A key benefit: “utilizing the transferable skills and their habits of work scores to develop life skills goals and behavior goals because before they were all so accuracy based. I can come to class and sit for 80%  of the time might now be I can come to class and be a participant following a habit of work. Or, getting a job would be a transferable skill so now we have more of those we can play with to make those goals.”

Here is an example of Spencer’s Behavior Goals with Proficiency Tracking scale.

Collaborating with teachers

With proficiency-based teaching, Spencer is now able to use teacher-created rubrics. And these rubrics support calibration during progress-monitoring.

Spencer shares how she and the classroom teachers on her team work to create learning targets and scales that meet individual learners’ needs and mark growth. They do so by backing out targets for instruction and assessment. She concludes that proficiency-based teaching and learning “finally gets to the point of what individualized plans were, making it about what the individual students needs.” This work took her there.

Sara Crum, Champlain Valley Union High School

Learn more about what Spencer describes in the video about backing out targets with this blog post from Sarah Crum, special educator at CVUHS.  Standards Based Learning and Special Education on the CVULearns blog (excerpted below):

“Again, this type of modification requires taking the classroom target and backing it out by articulating the two, the one and below. Then, like using a ruler, the teacher assesses the student on a different set of 1-4, but using the same targets and skills so that the ultimate goal is to get back on the classroom targets.” 

–Shifted Scale: Backing Out Targets for Instruction & Assessment

Supporting all learners through targeted professional development

Remember the VT AOE article Why is Proficiency-Based Learning Important? I referred to earlier? In it, the authors make explicit that special education students are “expected to meet the same requirements as their nondisabled peers in an accommodated and/or modified manner.” The National Center for Disabilities agrees. “CBE allows students to demonstrate mastery of competencies in many ways, and by allowing such broad differentiation, it has the potential to increase access of students with learning and attention issues to the general education curriculum.” 

Our Vermont context

Among the 10 National Center for Learning Disabilities recommendations is “general and special education teachers must have on-going CBE professional development.”  Here in Vermont, the recently passed Act 173 can be a means to help us meet this goal. Act 173 aims to enhance the effectiveness, availability, and equity of services provided to students who require additional support. It also changes the distribution of special education funding in our state in order to do so.

This year, the VT AOE will work with the Act 173 Advisory Group. Together they will develop a state-wide, coordinated professional learning plan for anticipated stakeholder groups. The Instructional Strand supports supervisory unions by providing instructional staff, including general education and special education teachers, professional development. The goal: to adopt best practices to meet the needs of all learners.
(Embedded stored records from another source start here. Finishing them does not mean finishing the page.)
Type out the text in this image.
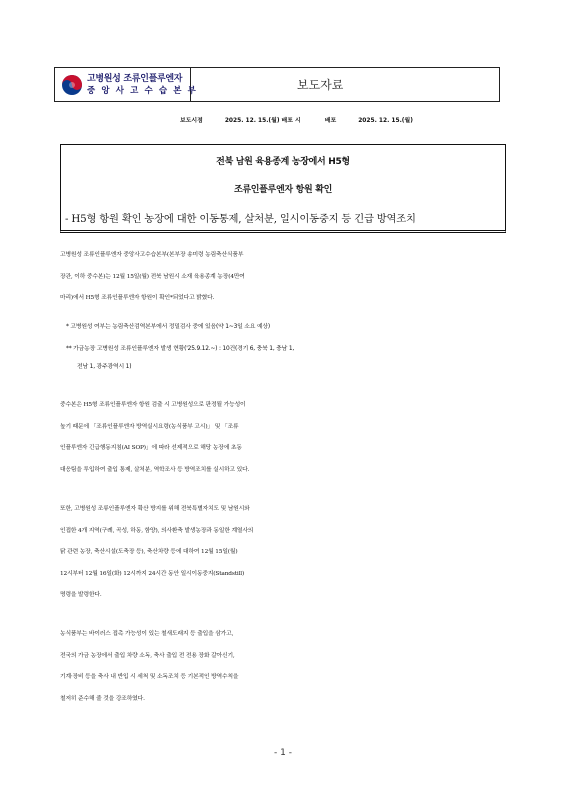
고병원성 조류인플루엔자
중 앙 사 고 수 습 본 부	보도자료
보도시점	2025. 12. 15.(월) 배포 시	배포	2025. 12. 15.(월)
전북 남원 육용종계 농장에서 H5형
조류인플루엔자 항원 확인
- H5형 항원 확인 농장에 대한 이동통제, 살처분, 일시이동중지 등 긴급 방역조치
고병원성 조류인플루엔자 중앙사고수습본부(본부장 송미령 농림축산식품부
장관, 이하 중수본)는 12월 15일(월) 전북 남원시 소재 육용종계 농장(4만여
마리)에서 H5형 조류인플루엔자 항원이 확인*되었다고 밝혔다.
* 고병원성 여부는 농림축산검역본부에서 정밀검사 중에 있음(약 1~3일 소요 예상)
** 가금농장 고병원성 조류인플루엔자 발생 현황('25.9.12.~) : 10건(경기 6, 충북 1, 충남 1,
전남 1, 광주광역시 1)
중수본은 H5형 조류인플루엔자 항원 검출 시 고병원성으로 판정될 가능성이
높기 때문에 「조류인플루엔자 방역실시요령(농식품부 고시)」 및 「조류
인플루엔자 긴급행동지침(AI SOP)」에 따라 선제적으로 해당 농장에 초동
대응팀을 투입하여 출입 통제, 살처분, 역학조사 등 방역조치를 실시하고 있다.
또한, 고병원성 조류인플루엔자 확산 방지를 위해 전북특별자치도 및 남원시와
인접한 4개 지역(구례, 곡성, 하동, 함양), 의사환축 발생농장과 동일한 계열사의
닭 관련 농장, 축산시설(도축장 등), 축산차량 등에 대하여 12월 15일(월)
12시부터 12월 16일(화) 12시까지 24시간 동안 일시이동중지(Standstill)
명령을 발령한다.
농식품부는 바이러스 접촉 가능성이 있는 철새도래지 등 출입을 삼가고,
전국의 가금 농장에서 출입 차량 소독, 축사 출입 전 전용 장화 갈아신기,
기계·장비 등을 축사 내 반입 시 세척 및 소독조치 등 기본적인 방역수칙을
철저히 준수해 줄 것을 강조하였다.
- 1 -
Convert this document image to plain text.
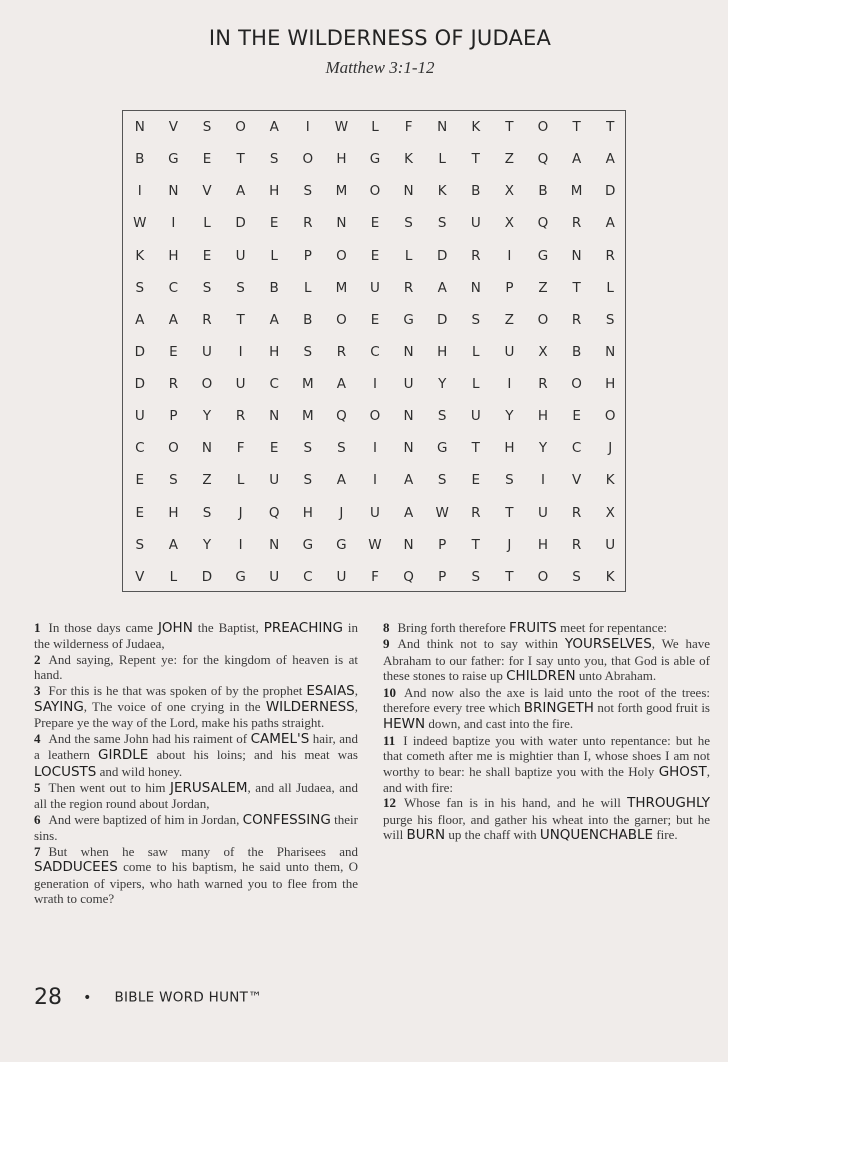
IN THE WILDERNESS OF JUDAEA
Matthew 3:1-12
N	V	S	O	A	I	W	L	F	N	K	T	O	T	T
B	G	E	T	S	O	H	G	K	L	T	Z	Q	A	A
I	N	V	A	H	S	M	O	N	K	B	X	B	M	D
W	I	L	D	E	R	N	E	S	S	U	X	Q	R	A
K	H	E	U	L	P	O	E	L	D	R	I	G	N	R
S	C	S	S	B	L	M	U	R	A	N	P	Z	T	L
A	A	R	T	A	B	O	E	G	D	S	Z	O	R	S
D	E	U	I	H	S	R	C	N	H	L	U	X	B	N
D	R	O	U	C	M	A	I	U	Y	L	I	R	O	H
U	P	Y	R	N	M	Q	O	N	S	U	Y	H	E	O
C	O	N	F	E	S	S	I	N	G	T	H	Y	C	J
E	S	Z	L	U	S	A	I	A	S	E	S	I	V	K
E	H	S	J	Q	H	J	U	A	W	R	T	U	R	X
S	A	Y	I	N	G	G	W	N	P	T	J	H	R	U
V	L	D	G	U	C	U	F	Q	P	S	T	O	S	K

1 In those days came JOHN the Baptist, PREACHING in the wilderness of Judaea,

2 And saying, Repent ye: for the kingdom of heaven is at hand.

3 For this is he that was spoken of by the prophet ESAIAS, SAYING, The voice of one crying in the WILDERNESS, Prepare ye the way of the Lord, make his paths straight.

4 And the same John had his raiment of CAMEL'S hair, and a leathern GIRDLE about his loins; and his meat was LOCUSTS and wild honey.

5 Then went out to him JERUSALEM, and all Judaea, and all the region round about Jordan,

6 And were baptized of him in Jordan, CONFESSING their sins.

7 But when he saw many of the Pharisees and SADDUCEES come to his baptism, he said unto them, O generation of vipers, who hath warned you to flee from the wrath to come?

8 Bring forth therefore FRUITS meet for repentance:

9 And think not to say within YOURSELVES, We have Abraham to our father: for I say unto you, that God is able of these stones to raise up CHILDREN unto Abraham.

10 And now also the axe is laid unto the root of the trees: therefore every tree which BRINGETH not forth good fruit is HEWN down, and cast into the fire.

11 I indeed baptize you with water unto repentance: but he that cometh after me is mightier than I, whose shoes I am not worthy to bear: he shall baptize you with the Holy GHOST, and with fire:

12 Whose fan is in his hand, and he will THROUGHLY purge his floor, and gather his wheat into the garner; but he will BURN up the chaff with UNQUENCHABLE fire.

28 • BIBLE WORD HUNT™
Learning from and with our special educators

In Sally Allen’s article Is it Special Education or Proficiency Based Education? Yes  she argues that proficiency based learning is synonymous with what special educators have been up to successfully for years:

“Teachers provide multiple pathways for students to demonstrate mastery.  In many classrooms it’s difficult to tell the special education classrooms apart from the regular education classrooms, especially at the younger levels. There is student responsibility and accountability, students are grouped and regrouped according to skills that need to be targeted and learning is celebrated.”

We’ve got a lot to celebrate here in Vermont!

Explore further

I recommend reading Designing for Equity: Leveraging Competency-Based Education to Ensure All Students Succeed. The equity principles in the report help districts and schools to create an equity agenda. “Equity is an intentional design feature embedded in the culture, structure and pedagogy” to ensure success for all.

How might you leverage the proficiency work in your context to expand access for all?